Double nationalité : la RDC privilégie un statut spécial pour sa diaspora
Interdite par la Constitution, la double nationalité attendra. Le gouvernement propose d'abord un statut spécial pour la diaspora, aux droits économiques mais sans droits civiques.
Double nationalité : la RDC privilégie un statut spécial pour sa diaspora
AFP
Le gouvernement congolais a tranché pour la prudence. Fin janvier 2026, en Conseil des ministres à Kinshasa, le ministre délégué chargé de la Diaspora, Crispin Mbadu Phanzu, a présenté les conclusions d’un atelier national consacré aux demandes des Congolais de l’étranger. Parmi les six recommandations retenues figure une ligne directrice : avancer par étapes vers la double nationalité, en instaurant d’abord un statut particulier pour la diaspora.
La nuance n’est pas de forme. L’article 10 de la Constitution ferme la porte à toute double appartenance. « La nationalité congolaise est une et exclusive. Elle ne peut être détenue concurremment avec aucune autre », dispose le texte de 2006. Autoriser un second passeport suppose donc une révision constitutionnelle, procédure longue et politiquement disputée. Le statut spécial, lui, contourne l’obstacle sans l’affronter.
L’essentiel
- L’article 10 de la Constitution interdit la double nationalité en RDC.
- Le gouvernement recommande un statut spécial pour la diaspora, comme étape intermédiaire.
- À ce stade, il s’agit de recommandations validées, pas d’une loi ni d’un décret.
- Le président Félix Tshisekedi lie le dossier à la prudence sur la sécurité à l’Est.
Un statut, pas un second passeport
L’idée tient en une formule. Le Conseil des ministres a retenu une « réforme progressive de la double nationalité par l’adoption d’une approche graduelle avec des mesures intermédiaires », dont « l’instauration d’un statut spécial pour les Congolais de la diaspora ». Le détail de ce statut n’est pas arrêté. L’intention, telle qu’elle ressort des travaux, viserait à reconnaître à la diaspora des droits économiques, autour de la propriété et de l’investissement, sans lui ouvrir les droits civiques réservés aux nationaux.
L’ambition est assumée. Il s’agit de capter l’argent et les compétences d’une diaspora courtisée, sans rouvrir le débat brûlant de l’allégeance. Reste une question de méthode : un droit économique bâti à côté de l’article 10, et non sur lui, devra tenir juridiquement.
Rien de contraignant, pour l'instant
L’annonce a une portée mesurée. Le Conseil des ministres a validé des recommandations. Il n’a voté ni loi, ni décret, et aucun texte d’application n’a suivi. Le dossier reste, à ce jour, au stade des intentions.

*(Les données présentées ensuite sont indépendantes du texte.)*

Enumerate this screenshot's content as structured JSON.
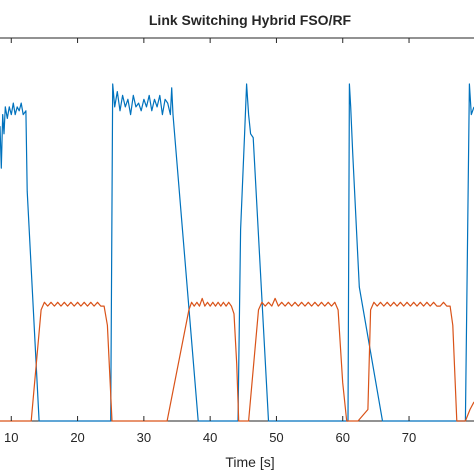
{
  "chart_data": {
    "type": "line",
    "title": "Link Switching Hybrid FSO/RF",
    "xlabel": "Time [s]",
    "ylabel": "",
    "xlim": [
      8.3,
      79.8
    ],
    "ylim": [
      0,
      1
    ],
    "x_ticks": [
      10,
      20,
      30,
      40,
      50,
      60,
      70
    ],
    "x_tick_labels": [
      "10",
      "20",
      "30",
      "40",
      "50",
      "60",
      "70"
    ],
    "grid": false,
    "colors": {
      "series_1": "#0072BD",
      "series_2": "#D95319",
      "axis": "#262626"
    },
    "series": [
      {
        "color": "#0072BD",
        "points": [
          [
            8.3,
            0.77
          ],
          [
            8.5,
            0.66
          ],
          [
            8.7,
            0.8
          ],
          [
            8.9,
            0.75
          ],
          [
            9.1,
            0.82
          ],
          [
            9.4,
            0.79
          ],
          [
            9.7,
            0.82
          ],
          [
            10.0,
            0.8
          ],
          [
            10.3,
            0.83
          ],
          [
            10.6,
            0.8
          ],
          [
            10.9,
            0.82
          ],
          [
            11.2,
            0.81
          ],
          [
            11.5,
            0.83
          ],
          [
            11.8,
            0.8
          ],
          [
            12.2,
            0.81
          ],
          [
            12.4,
            0.6
          ],
          [
            14.2,
            0.0
          ],
          [
            25.0,
            0.0
          ],
          [
            25.3,
            0.88
          ],
          [
            25.6,
            0.82
          ],
          [
            26.0,
            0.86
          ],
          [
            26.4,
            0.81
          ],
          [
            26.8,
            0.85
          ],
          [
            27.2,
            0.82
          ],
          [
            27.6,
            0.84
          ],
          [
            28.0,
            0.8
          ],
          [
            28.4,
            0.85
          ],
          [
            28.8,
            0.82
          ],
          [
            29.2,
            0.83
          ],
          [
            29.6,
            0.81
          ],
          [
            30.0,
            0.84
          ],
          [
            30.4,
            0.82
          ],
          [
            30.8,
            0.85
          ],
          [
            31.2,
            0.81
          ],
          [
            31.6,
            0.84
          ],
          [
            32.0,
            0.82
          ],
          [
            32.4,
            0.85
          ],
          [
            32.8,
            0.8
          ],
          [
            33.2,
            0.84
          ],
          [
            33.6,
            0.83
          ],
          [
            34.0,
            0.8
          ],
          [
            34.2,
            0.87
          ],
          [
            34.4,
            0.8
          ],
          [
            38.2,
            0.0
          ],
          [
            44.2,
            0.0
          ],
          [
            44.6,
            0.5
          ],
          [
            45.2,
            0.75
          ],
          [
            45.5,
            0.88
          ],
          [
            45.8,
            0.8
          ],
          [
            46.1,
            0.75
          ],
          [
            46.5,
            0.74
          ],
          [
            48.8,
            0.0
          ],
          [
            60.8,
            0.0
          ],
          [
            61.0,
            0.88
          ],
          [
            61.2,
            0.82
          ],
          [
            61.5,
            0.7
          ],
          [
            62.5,
            0.35
          ],
          [
            66.0,
            0.0
          ],
          [
            78.5,
            0.0
          ],
          [
            79.1,
            0.88
          ],
          [
            79.4,
            0.8
          ],
          [
            79.8,
            0.82
          ]
        ]
      },
      {
        "color": "#D95319",
        "points": [
          [
            8.3,
            0.0
          ],
          [
            13.0,
            0.0
          ],
          [
            14.5,
            0.29
          ],
          [
            15.0,
            0.31
          ],
          [
            15.5,
            0.3
          ],
          [
            16.0,
            0.31
          ],
          [
            16.5,
            0.3
          ],
          [
            17.0,
            0.31
          ],
          [
            17.5,
            0.3
          ],
          [
            18.0,
            0.31
          ],
          [
            18.5,
            0.3
          ],
          [
            19.0,
            0.31
          ],
          [
            19.5,
            0.3
          ],
          [
            20.0,
            0.31
          ],
          [
            20.5,
            0.3
          ],
          [
            21.0,
            0.31
          ],
          [
            21.5,
            0.3
          ],
          [
            22.0,
            0.31
          ],
          [
            22.5,
            0.3
          ],
          [
            23.0,
            0.31
          ],
          [
            23.5,
            0.3
          ],
          [
            24.0,
            0.3
          ],
          [
            24.5,
            0.25
          ],
          [
            25.2,
            0.0
          ],
          [
            33.5,
            0.0
          ],
          [
            36.8,
            0.29
          ],
          [
            37.2,
            0.31
          ],
          [
            37.6,
            0.3
          ],
          [
            38.0,
            0.31
          ],
          [
            38.4,
            0.3
          ],
          [
            38.8,
            0.32
          ],
          [
            39.2,
            0.3
          ],
          [
            39.6,
            0.31
          ],
          [
            40.0,
            0.3
          ],
          [
            40.4,
            0.31
          ],
          [
            40.8,
            0.3
          ],
          [
            41.2,
            0.31
          ],
          [
            41.6,
            0.3
          ],
          [
            42.0,
            0.31
          ],
          [
            42.4,
            0.3
          ],
          [
            42.8,
            0.31
          ],
          [
            43.2,
            0.3
          ],
          [
            43.6,
            0.28
          ],
          [
            44.0,
            0.15
          ],
          [
            44.3,
            0.0
          ],
          [
            45.8,
            0.0
          ],
          [
            47.3,
            0.29
          ],
          [
            47.8,
            0.31
          ],
          [
            48.3,
            0.3
          ],
          [
            48.8,
            0.31
          ],
          [
            49.3,
            0.3
          ],
          [
            49.8,
            0.32
          ],
          [
            50.3,
            0.3
          ],
          [
            50.8,
            0.31
          ],
          [
            51.3,
            0.3
          ],
          [
            51.8,
            0.31
          ],
          [
            52.3,
            0.3
          ],
          [
            52.8,
            0.31
          ],
          [
            53.3,
            0.3
          ],
          [
            53.8,
            0.31
          ],
          [
            54.3,
            0.3
          ],
          [
            54.8,
            0.31
          ],
          [
            55.3,
            0.3
          ],
          [
            55.8,
            0.31
          ],
          [
            56.3,
            0.3
          ],
          [
            56.8,
            0.31
          ],
          [
            57.3,
            0.3
          ],
          [
            57.8,
            0.31
          ],
          [
            58.3,
            0.3
          ],
          [
            58.8,
            0.31
          ],
          [
            59.3,
            0.29
          ],
          [
            60.0,
            0.1
          ],
          [
            60.6,
            0.0
          ],
          [
            62.3,
            0.0
          ],
          [
            63.8,
            0.03
          ],
          [
            64.2,
            0.29
          ],
          [
            64.7,
            0.31
          ],
          [
            65.2,
            0.3
          ],
          [
            65.7,
            0.31
          ],
          [
            66.2,
            0.3
          ],
          [
            66.7,
            0.31
          ],
          [
            67.2,
            0.3
          ],
          [
            67.7,
            0.31
          ],
          [
            68.2,
            0.3
          ],
          [
            68.7,
            0.31
          ],
          [
            69.2,
            0.3
          ],
          [
            69.7,
            0.31
          ],
          [
            70.2,
            0.3
          ],
          [
            70.7,
            0.31
          ],
          [
            71.2,
            0.3
          ],
          [
            71.7,
            0.31
          ],
          [
            72.2,
            0.3
          ],
          [
            72.7,
            0.31
          ],
          [
            73.2,
            0.3
          ],
          [
            73.7,
            0.31
          ],
          [
            74.2,
            0.3
          ],
          [
            74.7,
            0.3
          ],
          [
            75.2,
            0.31
          ],
          [
            75.7,
            0.3
          ],
          [
            76.2,
            0.3
          ],
          [
            76.6,
            0.25
          ],
          [
            77.2,
            0.0
          ],
          [
            78.5,
            0.0
          ],
          [
            79.2,
            0.03
          ],
          [
            79.8,
            0.05
          ]
        ]
      }
    ]
  }
}
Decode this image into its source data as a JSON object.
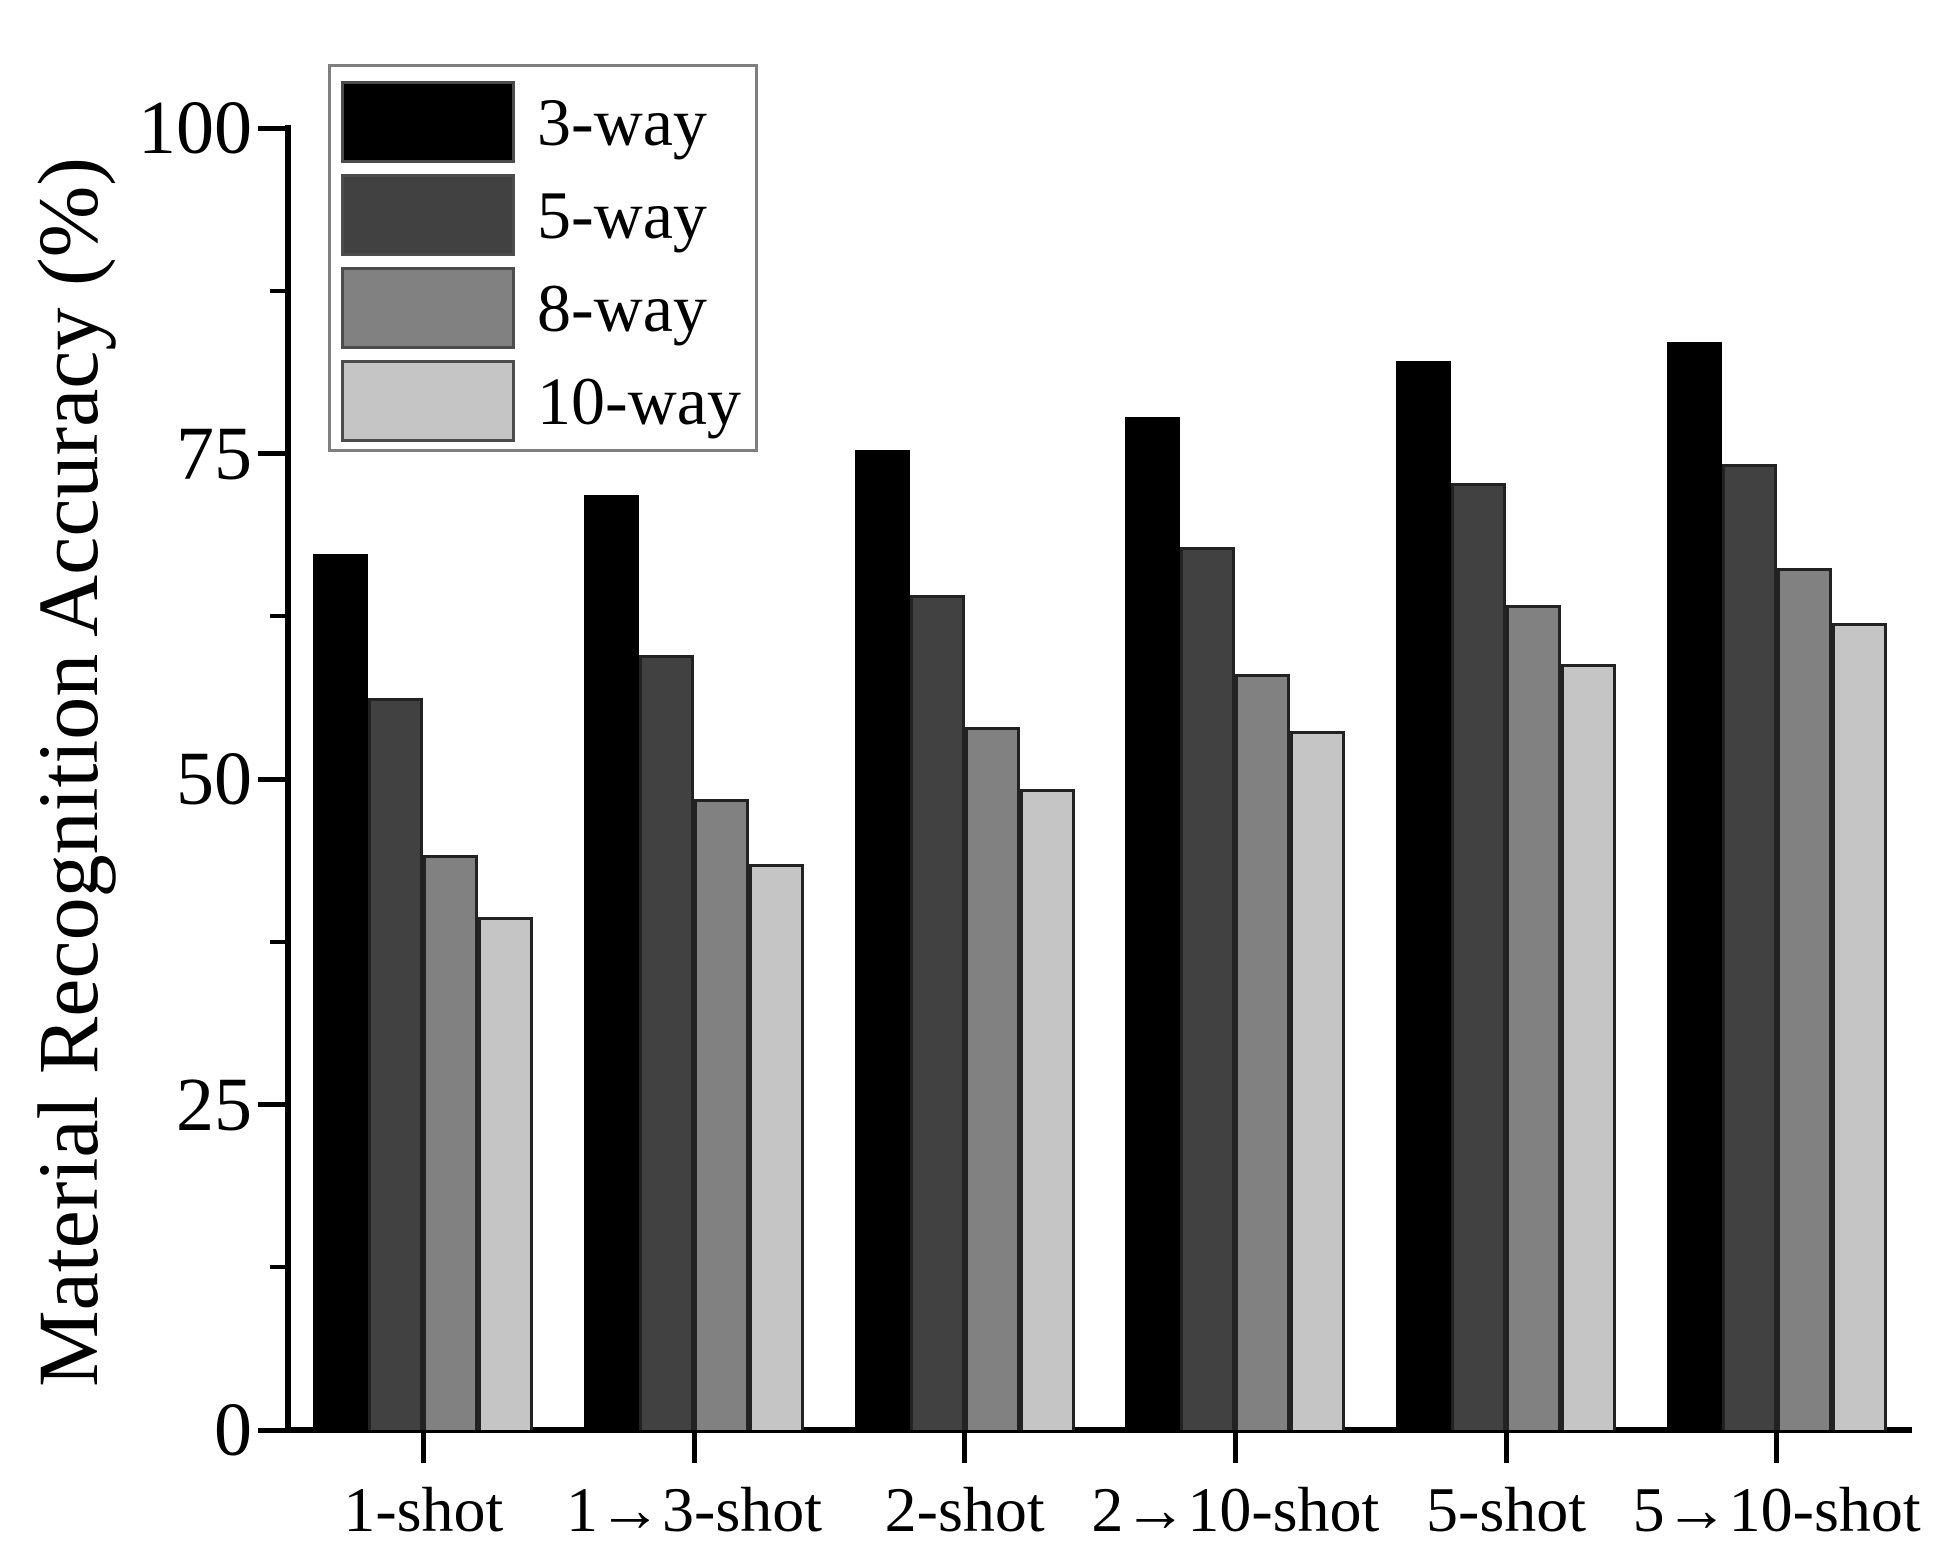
{
  "chart_data": {
    "type": "bar",
    "title": "",
    "xlabel": "",
    "ylabel": "Material Recognition Accuracy (%)",
    "ylim": [
      0,
      100
    ],
    "yticks": [
      0,
      25,
      50,
      75,
      100
    ],
    "yticks_minor": [
      12.5,
      37.5,
      62.5,
      87.5
    ],
    "grid": "off",
    "legend_position": "upper-left-inside",
    "categories": [
      "1-shot",
      "1→3-shot",
      "2-shot",
      "2→10-shot",
      "5-shot",
      "5→10-shot"
    ],
    "series": [
      {
        "name": "3-way",
        "color": "#000000",
        "values": [
          67.3,
          71.8,
          75.3,
          77.8,
          82.1,
          83.6
        ]
      },
      {
        "name": "5-way",
        "color": "#414141",
        "values": [
          56.2,
          59.5,
          64.1,
          67.8,
          72.7,
          74.2
        ]
      },
      {
        "name": "8-way",
        "color": "#818181",
        "values": [
          44.2,
          48.5,
          54.0,
          58.1,
          63.4,
          66.2
        ]
      },
      {
        "name": "10-way",
        "color": "#c5c5c5",
        "values": [
          39.4,
          43.5,
          49.2,
          53.7,
          58.8,
          62.0
        ]
      }
    ]
  },
  "colors": {
    "background": "#ffffff",
    "axis": "#000000",
    "bar_border": "#222222",
    "legend_border": "#7f7f7f",
    "swatch_border": "#4c4c4c"
  }
}
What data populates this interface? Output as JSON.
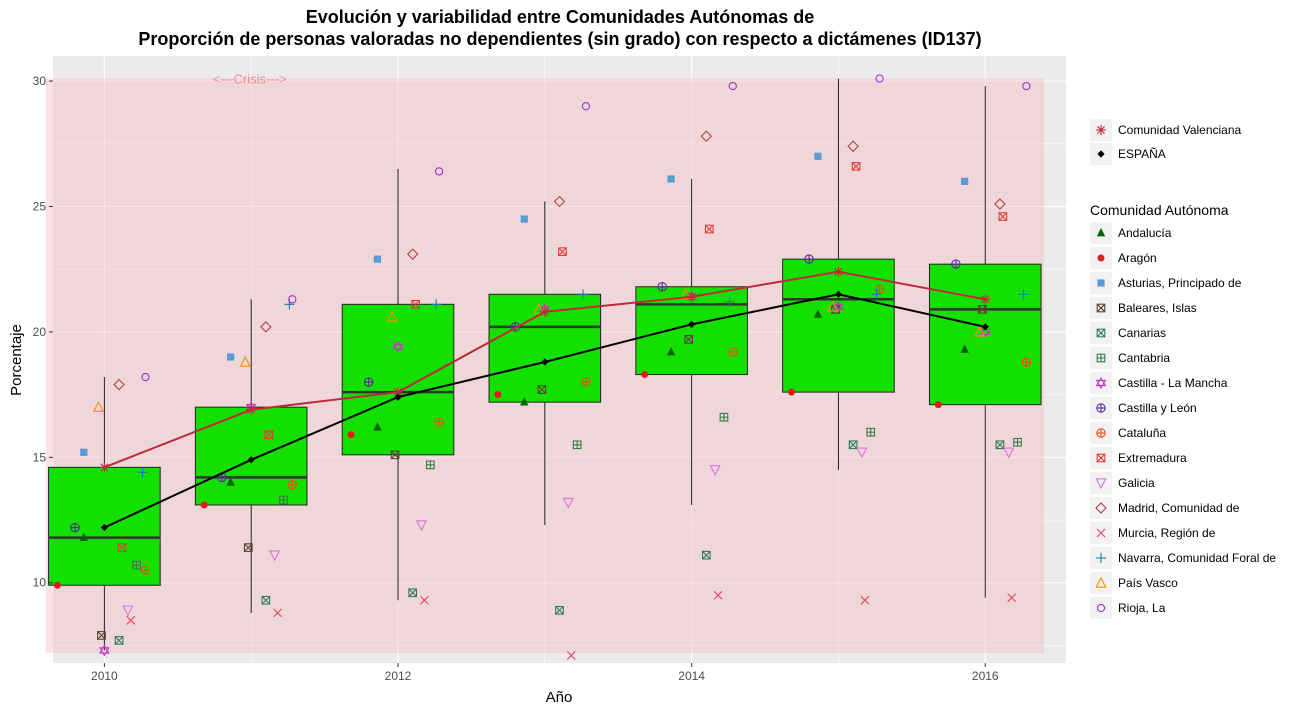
{
  "chart_data": {
    "type": "box",
    "title_line1": "Evolución y variabilidad entre Comunidades Autónomas de",
    "title_line2": "Proporción de personas valoradas no dependientes (sin grado) con respecto a dictámenes (ID137)",
    "xlabel": "Año",
    "ylabel": "Porcentaje",
    "xlim": [
      2009.65,
      2016.55
    ],
    "ylim": [
      6.8,
      31.0
    ],
    "x_ticks": [
      2010,
      2012,
      2014,
      2016
    ],
    "y_ticks": [
      10,
      15,
      20,
      25,
      30
    ],
    "grid": true,
    "legend_position": "right",
    "crisis_band": {
      "label": "<---Crisis--->",
      "x_range": [
        2009.6,
        2016.4
      ],
      "y_range": [
        7.2,
        30.1
      ],
      "color": "#f4b6bb"
    },
    "years": [
      2010,
      2011,
      2012,
      2013,
      2014,
      2015,
      2016
    ],
    "boxes": [
      {
        "year": 2010,
        "q1": 9.9,
        "median": 11.8,
        "q3": 14.6,
        "lower": 7.3,
        "upper": 18.2
      },
      {
        "year": 2011,
        "q1": 13.1,
        "median": 14.2,
        "q3": 17.0,
        "lower": 8.8,
        "upper": 21.3
      },
      {
        "year": 2012,
        "q1": 15.1,
        "median": 17.6,
        "q3": 21.1,
        "lower": 9.3,
        "upper": 26.5
      },
      {
        "year": 2013,
        "q1": 17.2,
        "median": 20.2,
        "q3": 21.5,
        "lower": 12.3,
        "upper": 25.2
      },
      {
        "year": 2014,
        "q1": 18.3,
        "median": 21.1,
        "q3": 21.8,
        "lower": 13.1,
        "upper": 26.1
      },
      {
        "year": 2015,
        "q1": 17.6,
        "median": 21.3,
        "q3": 22.9,
        "lower": 14.5,
        "upper": 30.1
      },
      {
        "year": 2016,
        "q1": 17.1,
        "median": 20.9,
        "q3": 22.7,
        "lower": 9.4,
        "upper": 29.8
      }
    ],
    "box_fill": "#14e000",
    "lines": [
      {
        "name": "Comunidad Valenciana",
        "color": "#c0283c",
        "marker": "asterisk",
        "values": [
          14.6,
          16.9,
          17.6,
          20.8,
          21.4,
          22.4,
          21.3
        ]
      },
      {
        "name": "ESPAÑA",
        "color": "#000000",
        "marker": "diamond-filled",
        "values": [
          12.2,
          14.9,
          17.4,
          18.8,
          20.3,
          21.5,
          20.2
        ]
      }
    ],
    "legend_title": "Comunidad Autónoma",
    "series": [
      {
        "name": "Andalucía",
        "marker": "triangle-filled",
        "color": "#006400",
        "dx": -0.14,
        "values": [
          11.8,
          14.0,
          16.2,
          17.2,
          19.2,
          20.7,
          19.3
        ]
      },
      {
        "name": "Aragón",
        "marker": "circle-filled",
        "color": "#e41a1c",
        "dx": -0.32,
        "values": [
          9.9,
          13.1,
          15.9,
          17.5,
          18.3,
          17.6,
          17.1
        ]
      },
      {
        "name": "Asturias, Principado de",
        "marker": "square-filled",
        "color": "#5b9bd5",
        "dx": -0.14,
        "values": [
          15.2,
          19.0,
          22.9,
          24.5,
          26.1,
          27.0,
          26.0
        ]
      },
      {
        "name": "Baleares, Islas",
        "marker": "square-cross",
        "color": "#5c4033",
        "dx": -0.02,
        "values": [
          7.9,
          11.4,
          15.1,
          17.7,
          19.7,
          20.9,
          20.9
        ]
      },
      {
        "name": "Canarias",
        "marker": "square-x",
        "color": "#2e7d57",
        "dx": 0.1,
        "values": [
          7.7,
          9.3,
          9.6,
          8.9,
          11.1,
          15.5,
          15.5
        ]
      },
      {
        "name": "Cantabria",
        "marker": "square-plus",
        "color": "#3a7d44",
        "dx": 0.22,
        "values": [
          10.7,
          13.3,
          14.7,
          15.5,
          16.6,
          16.0,
          15.6
        ]
      },
      {
        "name": "Castilla - La Mancha",
        "marker": "star-david",
        "color": "#c03cc0",
        "dx": 0.0,
        "values": [
          7.3,
          17.0,
          19.4,
          20.9,
          21.4,
          21.0,
          20.0
        ]
      },
      {
        "name": "Castilla y León",
        "marker": "circle-plus",
        "color": "#5a2aa0",
        "dx": -0.2,
        "values": [
          12.2,
          14.2,
          18.0,
          20.2,
          21.8,
          22.9,
          22.7
        ]
      },
      {
        "name": "Cataluña",
        "marker": "circle-plus",
        "color": "#e8501a",
        "dx": 0.28,
        "values": [
          10.5,
          13.9,
          16.4,
          18.0,
          19.2,
          21.7,
          18.8
        ]
      },
      {
        "name": "Extremadura",
        "marker": "square-x",
        "color": "#e0403a",
        "dx": 0.12,
        "values": [
          11.4,
          15.9,
          21.1,
          23.2,
          24.1,
          26.6,
          24.6
        ]
      },
      {
        "name": "Galicia",
        "marker": "triangle-down",
        "color": "#e070e0",
        "dx": 0.16,
        "values": [
          8.9,
          11.1,
          12.3,
          13.2,
          14.5,
          15.2,
          15.2
        ]
      },
      {
        "name": "Madrid, Comunidad de",
        "marker": "diamond-open",
        "color": "#b04040",
        "dx": 0.1,
        "values": [
          17.9,
          20.2,
          23.1,
          25.2,
          27.8,
          27.4,
          25.1
        ]
      },
      {
        "name": "Murcia, Región de",
        "marker": "x",
        "color": "#e8405a",
        "dx": 0.18,
        "values": [
          8.5,
          8.8,
          9.3,
          7.1,
          9.5,
          9.3,
          9.4
        ]
      },
      {
        "name": "Navarra, Comunidad Foral de",
        "marker": "plus",
        "color": "#1f78b4",
        "dx": 0.26,
        "values": [
          14.4,
          21.1,
          21.1,
          21.5,
          21.2,
          21.5,
          21.5
        ]
      },
      {
        "name": "País Vasco",
        "marker": "triangle-open",
        "color": "#ff8c00",
        "dx": -0.04,
        "values": [
          17.0,
          18.8,
          20.6,
          20.9,
          21.5,
          21.0,
          20.0
        ]
      },
      {
        "name": "Rioja, La",
        "marker": "circle-open",
        "color": "#9932cc",
        "dx": 0.28,
        "values": [
          18.2,
          21.3,
          26.4,
          29.0,
          29.8,
          30.1,
          29.8
        ]
      }
    ]
  }
}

Le passage obligé se trouve au Parlement. Toute révision de l’article 10 y commence, et rien n’indique qu’une proposition en ce sens ait été déposée. Le statut spécial, plus modeste, pourrait emprunter la voie d’une loi ordinaire ou d’un décret. Le calendrier, lui, n’est pas fixé.
La ligne de prudence du chef de l'État
Le président Félix Tshisekedi entretient sur ce terrain une position constante. Il se dit ouvert, il appelle à la patience. À Paris, le 1er mai 2024, devant des Congolais devenus Français, le président Tshisekedi avait posé les limites de l’exercice. « C’est une question à aborder avec beaucoup de prudence et de méthode parce que, comme vous le savez, du côté de l’Est de la République démocratique du Congo, nous n’avons pas que nos frères et sœurs là-bas », avait-il déclaré.
Le contexte n’a pas changé. La guerre à l’Est, l’occupation de pans du territoire et la question de l’allégeance des populations frontalières pèsent sur chaque avancée. C’est ce nœud, autant que la technique juridique, qui commande le rythme.
L’attente, elle, se chiffre. La diaspora transfère chaque année autour de deux milliards de dollars vers le pays, selon une estimation de l’Organisation internationale pour les migrations. Un flux que Kinshasa aimerait ancrer par un statut, avant, peut-être, de trancher la question du passeport.